Utilities are in a constant state of asset capacity and distribution planning—a critical balancing act between having enough energy generation to support demand and optimizing existing grid infrastructure. Utilities must also continually predict future electricity demand, taking into account factors like population growth, weather patterns, and economic trends—a task known as load forecasting.

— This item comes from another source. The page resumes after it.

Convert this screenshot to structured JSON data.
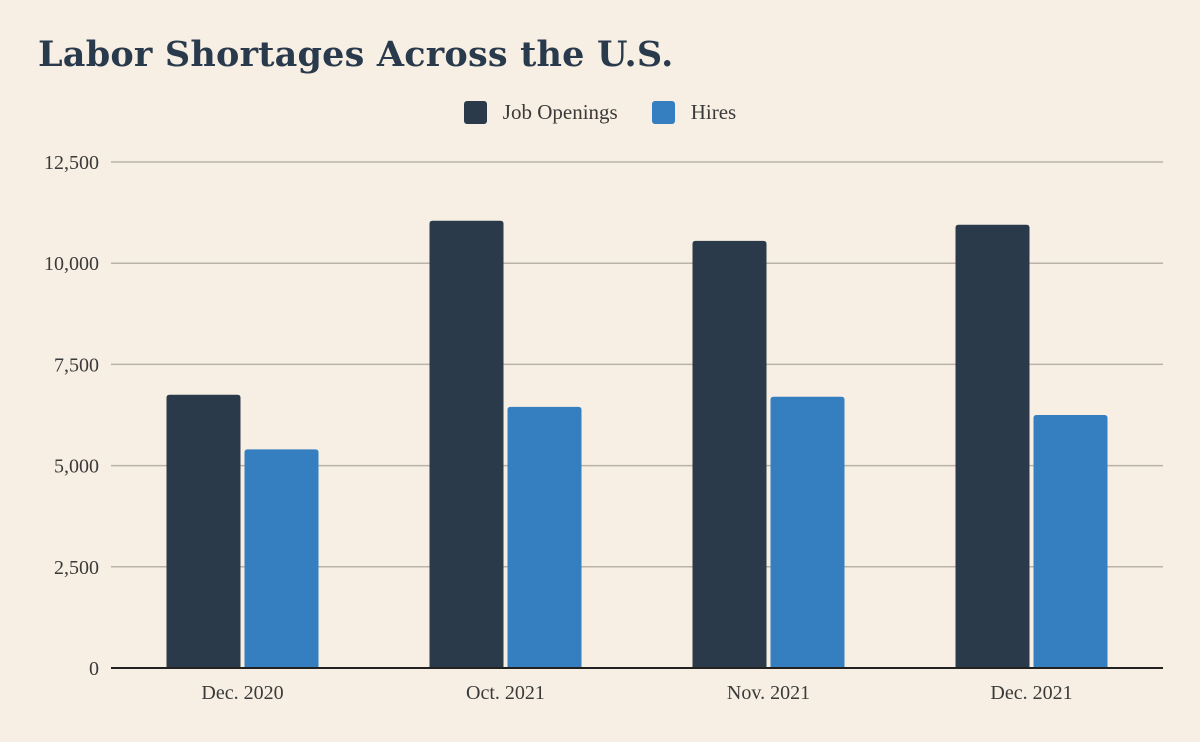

Although the standard approach to grid planning is a functional model, it’s not necessarily a scalable model—and, it doesn’t account for the mass deployment of DERs underway at homes across the country. For one, non-smart meters only provide utilities with data at an aggregate level. This lacks visibility into behind-the-meter assets, like a customer’s solar, battery storage, and energy-efficient appliances.
Smart meters offer an impressive amount of data, capturing energy consumption in 60-, 30- and sometimes even 15-minute intervals. Data is the foundation for knowledge, so the more data telling utilities about the energy flowing through the grid, the better able they are to evaluate and modify energy efficiency efforts. This in turn enables utilities to also measure with greater accuracy the results of these programs.
Not only does behind-the-meter data allow utilities to increase load forecasting accuracy, but utilities don’t have to depend on extrapolation anymore; they can “disaggregate” this data to gain greater visibility into DERs and appliances from every home under one given circuit, multiple circuits or even all the homes under their jurisdiction.